The Brass Bottle (1964)

THE BRASS BOTTLE (1964)
Article #896 by Dave Sindelar
Viewing Date: 8-28-2003
Posting Date: 1-25-2004
Directed by Harry Keller
Featuring Tony Randall, Burl Ives, Barbara Eden

An architect discovers a genie in a brass bottle, who then proceeds to turn his life upside down.

My perception of Burl Ives as a performer over the years has been one of pleasant family-friendly blandness, and my most striking memories of his work bear out this perception (the snowman’s voice in the TV special “Rudolph the Red-Nosed Reindeer” where his presence added a proper touch to the proceedings, and as the lovable grandfather in the godawful science fiction opus of 1981 EARTHBOUND, which embodies all too well the nightmarish depths that pleasant family-friendly blandness can lead to). I was very startled to learn that one of his most famous roles was playing Big Daddy in Tennessee Williams “Cat on a Hot Tin Roof”, a role that is the very antithesis of pleasant family-friendly blandness, so I must come to the conclusion that his later persona was one of choice rather than one of being incapable of anything else.

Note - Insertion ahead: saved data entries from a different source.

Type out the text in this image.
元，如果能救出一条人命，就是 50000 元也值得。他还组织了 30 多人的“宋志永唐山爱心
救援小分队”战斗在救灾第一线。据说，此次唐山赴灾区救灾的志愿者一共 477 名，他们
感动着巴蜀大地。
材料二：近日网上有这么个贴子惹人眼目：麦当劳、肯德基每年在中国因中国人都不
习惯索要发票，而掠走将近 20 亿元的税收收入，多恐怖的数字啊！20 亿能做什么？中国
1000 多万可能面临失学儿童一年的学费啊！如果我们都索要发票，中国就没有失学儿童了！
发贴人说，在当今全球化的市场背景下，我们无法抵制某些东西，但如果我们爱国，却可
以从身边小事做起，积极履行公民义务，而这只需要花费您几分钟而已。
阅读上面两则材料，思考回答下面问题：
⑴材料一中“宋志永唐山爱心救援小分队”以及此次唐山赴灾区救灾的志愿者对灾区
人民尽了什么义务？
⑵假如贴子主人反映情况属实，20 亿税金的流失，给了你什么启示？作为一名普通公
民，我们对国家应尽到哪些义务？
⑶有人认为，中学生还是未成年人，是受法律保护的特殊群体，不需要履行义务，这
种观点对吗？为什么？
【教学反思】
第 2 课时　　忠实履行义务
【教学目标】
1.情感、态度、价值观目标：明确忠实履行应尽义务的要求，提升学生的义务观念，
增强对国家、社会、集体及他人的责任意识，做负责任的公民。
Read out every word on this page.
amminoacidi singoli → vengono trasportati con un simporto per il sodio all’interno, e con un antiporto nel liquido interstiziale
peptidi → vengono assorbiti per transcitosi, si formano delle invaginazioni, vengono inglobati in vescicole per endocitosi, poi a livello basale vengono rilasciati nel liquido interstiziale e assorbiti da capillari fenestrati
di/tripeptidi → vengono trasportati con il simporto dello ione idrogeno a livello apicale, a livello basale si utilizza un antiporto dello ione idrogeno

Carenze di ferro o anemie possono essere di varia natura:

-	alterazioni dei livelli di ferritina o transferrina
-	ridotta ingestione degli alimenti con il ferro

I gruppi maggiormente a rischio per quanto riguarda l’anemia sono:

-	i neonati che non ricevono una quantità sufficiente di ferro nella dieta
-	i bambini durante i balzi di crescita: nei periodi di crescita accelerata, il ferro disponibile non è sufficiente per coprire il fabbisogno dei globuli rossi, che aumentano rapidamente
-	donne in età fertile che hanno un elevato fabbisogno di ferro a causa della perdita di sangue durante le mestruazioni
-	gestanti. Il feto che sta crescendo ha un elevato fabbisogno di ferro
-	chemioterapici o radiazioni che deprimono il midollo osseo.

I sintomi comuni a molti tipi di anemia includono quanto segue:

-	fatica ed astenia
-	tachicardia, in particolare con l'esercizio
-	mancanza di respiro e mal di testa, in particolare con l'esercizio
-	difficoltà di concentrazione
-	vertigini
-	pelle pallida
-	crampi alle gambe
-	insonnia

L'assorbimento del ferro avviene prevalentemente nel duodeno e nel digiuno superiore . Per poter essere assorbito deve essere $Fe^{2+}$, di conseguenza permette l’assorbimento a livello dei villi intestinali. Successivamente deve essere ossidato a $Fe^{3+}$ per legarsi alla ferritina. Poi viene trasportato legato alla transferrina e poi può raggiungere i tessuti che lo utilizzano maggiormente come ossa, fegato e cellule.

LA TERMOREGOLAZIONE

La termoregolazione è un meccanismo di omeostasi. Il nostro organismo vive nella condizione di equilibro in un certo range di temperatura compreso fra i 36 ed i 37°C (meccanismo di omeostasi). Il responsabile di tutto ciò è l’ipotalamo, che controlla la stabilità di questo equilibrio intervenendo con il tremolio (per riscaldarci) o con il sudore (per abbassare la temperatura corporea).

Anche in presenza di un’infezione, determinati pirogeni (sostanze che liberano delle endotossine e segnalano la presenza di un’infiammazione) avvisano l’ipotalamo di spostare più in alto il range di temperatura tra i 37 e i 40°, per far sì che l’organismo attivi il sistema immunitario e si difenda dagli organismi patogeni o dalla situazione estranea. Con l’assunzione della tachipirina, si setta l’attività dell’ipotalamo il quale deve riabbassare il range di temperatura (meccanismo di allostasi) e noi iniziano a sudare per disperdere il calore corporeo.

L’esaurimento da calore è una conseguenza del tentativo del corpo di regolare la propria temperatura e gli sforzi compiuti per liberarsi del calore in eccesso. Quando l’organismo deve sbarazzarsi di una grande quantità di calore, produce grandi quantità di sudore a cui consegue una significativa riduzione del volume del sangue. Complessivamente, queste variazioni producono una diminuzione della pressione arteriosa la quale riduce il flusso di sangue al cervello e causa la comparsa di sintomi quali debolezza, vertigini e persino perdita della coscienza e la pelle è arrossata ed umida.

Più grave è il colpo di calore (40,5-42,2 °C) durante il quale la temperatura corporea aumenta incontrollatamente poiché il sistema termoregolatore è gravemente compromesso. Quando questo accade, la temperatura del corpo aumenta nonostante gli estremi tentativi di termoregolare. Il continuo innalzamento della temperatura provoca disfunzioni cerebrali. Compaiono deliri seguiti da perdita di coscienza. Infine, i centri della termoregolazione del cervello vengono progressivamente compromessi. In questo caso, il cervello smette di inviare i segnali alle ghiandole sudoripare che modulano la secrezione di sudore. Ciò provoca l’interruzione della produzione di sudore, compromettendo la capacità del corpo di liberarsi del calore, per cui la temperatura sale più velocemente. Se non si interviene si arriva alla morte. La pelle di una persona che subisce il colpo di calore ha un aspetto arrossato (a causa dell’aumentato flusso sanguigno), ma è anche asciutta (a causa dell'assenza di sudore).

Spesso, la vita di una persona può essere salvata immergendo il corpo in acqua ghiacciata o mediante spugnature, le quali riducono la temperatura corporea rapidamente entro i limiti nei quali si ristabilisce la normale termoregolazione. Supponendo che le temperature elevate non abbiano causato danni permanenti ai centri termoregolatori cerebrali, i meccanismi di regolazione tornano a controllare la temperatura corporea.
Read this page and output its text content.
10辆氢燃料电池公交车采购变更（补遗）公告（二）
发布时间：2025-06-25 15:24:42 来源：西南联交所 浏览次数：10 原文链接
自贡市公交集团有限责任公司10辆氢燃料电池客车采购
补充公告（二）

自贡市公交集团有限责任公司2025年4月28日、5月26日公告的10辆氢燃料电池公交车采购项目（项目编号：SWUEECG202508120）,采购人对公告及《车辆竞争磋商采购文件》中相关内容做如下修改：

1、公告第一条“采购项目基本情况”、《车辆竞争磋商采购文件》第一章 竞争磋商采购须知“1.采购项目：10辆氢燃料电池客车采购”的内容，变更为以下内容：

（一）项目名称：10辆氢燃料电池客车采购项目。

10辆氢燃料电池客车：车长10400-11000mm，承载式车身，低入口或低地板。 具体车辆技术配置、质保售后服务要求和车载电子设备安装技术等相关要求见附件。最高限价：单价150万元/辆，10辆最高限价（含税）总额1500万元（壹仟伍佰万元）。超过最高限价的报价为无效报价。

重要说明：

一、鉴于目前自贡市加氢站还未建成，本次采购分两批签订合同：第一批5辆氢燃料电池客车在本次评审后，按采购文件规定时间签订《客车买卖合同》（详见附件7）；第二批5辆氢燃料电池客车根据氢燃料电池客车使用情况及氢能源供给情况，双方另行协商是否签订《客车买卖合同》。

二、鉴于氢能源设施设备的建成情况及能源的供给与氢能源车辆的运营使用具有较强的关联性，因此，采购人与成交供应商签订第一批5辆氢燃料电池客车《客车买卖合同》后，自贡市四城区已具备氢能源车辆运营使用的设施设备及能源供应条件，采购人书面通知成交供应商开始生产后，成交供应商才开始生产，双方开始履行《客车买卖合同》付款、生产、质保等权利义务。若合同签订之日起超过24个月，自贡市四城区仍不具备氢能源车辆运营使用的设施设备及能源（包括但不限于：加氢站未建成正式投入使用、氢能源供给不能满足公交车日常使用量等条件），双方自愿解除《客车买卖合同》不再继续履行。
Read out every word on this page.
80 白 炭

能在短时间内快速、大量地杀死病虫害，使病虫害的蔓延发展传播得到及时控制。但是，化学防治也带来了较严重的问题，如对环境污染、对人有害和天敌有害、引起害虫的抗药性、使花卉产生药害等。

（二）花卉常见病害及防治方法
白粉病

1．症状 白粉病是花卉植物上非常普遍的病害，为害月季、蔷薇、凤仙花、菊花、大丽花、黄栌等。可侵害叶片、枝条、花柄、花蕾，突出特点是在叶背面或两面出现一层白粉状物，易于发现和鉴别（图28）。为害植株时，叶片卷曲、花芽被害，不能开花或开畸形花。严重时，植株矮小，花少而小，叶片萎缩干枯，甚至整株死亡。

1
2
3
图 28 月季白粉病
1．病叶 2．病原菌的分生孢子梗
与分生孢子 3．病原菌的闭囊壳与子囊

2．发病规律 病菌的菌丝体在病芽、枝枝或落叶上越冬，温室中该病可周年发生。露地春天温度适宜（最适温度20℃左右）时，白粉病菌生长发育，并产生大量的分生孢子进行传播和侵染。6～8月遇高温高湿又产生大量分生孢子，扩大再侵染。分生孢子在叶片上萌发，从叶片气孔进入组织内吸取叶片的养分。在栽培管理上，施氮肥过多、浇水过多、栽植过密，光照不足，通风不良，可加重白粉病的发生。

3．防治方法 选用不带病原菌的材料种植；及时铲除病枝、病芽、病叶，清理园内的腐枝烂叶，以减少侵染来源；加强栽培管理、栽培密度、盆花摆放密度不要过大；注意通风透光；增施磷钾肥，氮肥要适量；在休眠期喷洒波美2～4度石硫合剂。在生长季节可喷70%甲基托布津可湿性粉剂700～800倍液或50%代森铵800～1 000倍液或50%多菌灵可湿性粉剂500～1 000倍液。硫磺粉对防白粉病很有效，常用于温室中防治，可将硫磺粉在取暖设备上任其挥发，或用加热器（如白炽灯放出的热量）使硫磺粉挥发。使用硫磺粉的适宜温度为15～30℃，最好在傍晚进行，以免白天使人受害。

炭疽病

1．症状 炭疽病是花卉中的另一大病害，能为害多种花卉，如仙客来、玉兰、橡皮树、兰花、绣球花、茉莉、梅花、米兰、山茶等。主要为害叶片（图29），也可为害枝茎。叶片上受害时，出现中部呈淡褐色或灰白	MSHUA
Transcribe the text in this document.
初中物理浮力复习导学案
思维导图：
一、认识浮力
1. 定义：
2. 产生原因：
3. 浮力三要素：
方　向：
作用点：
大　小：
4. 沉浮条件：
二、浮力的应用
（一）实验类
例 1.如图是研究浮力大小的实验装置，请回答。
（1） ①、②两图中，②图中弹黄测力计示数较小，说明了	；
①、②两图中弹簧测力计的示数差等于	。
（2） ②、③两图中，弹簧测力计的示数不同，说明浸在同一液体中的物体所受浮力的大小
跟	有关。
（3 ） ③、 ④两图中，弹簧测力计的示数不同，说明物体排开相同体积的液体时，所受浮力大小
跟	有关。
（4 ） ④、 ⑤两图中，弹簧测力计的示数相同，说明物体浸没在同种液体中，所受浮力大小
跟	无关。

Now, pleasant family-friendly blandness has its uses, but some movies need a little more than that, and this is one of them. I am a little in awe of how inoffensive this movie seems, considering the plot touches upon such subjects as women’s underwear, belly-dancing, and the consumption of sheeps’ eyeballs. At any rate, my copy of the movie opened with the trailer for the film, and the trailer pretty much told me everything I needed to know about it. The only thing that keeps this from being a true shopping-cart movie is the absence of the Disney name or any of the regular Disney performers (Fred MacMurray, Tommy Kirk, Annette Funicello, Joe Flynn, etc). The most interesting aspect about it is a piece of trivia; Barbara Eden would go on to fame playing a genie herself in “I Dream of Jeannie.”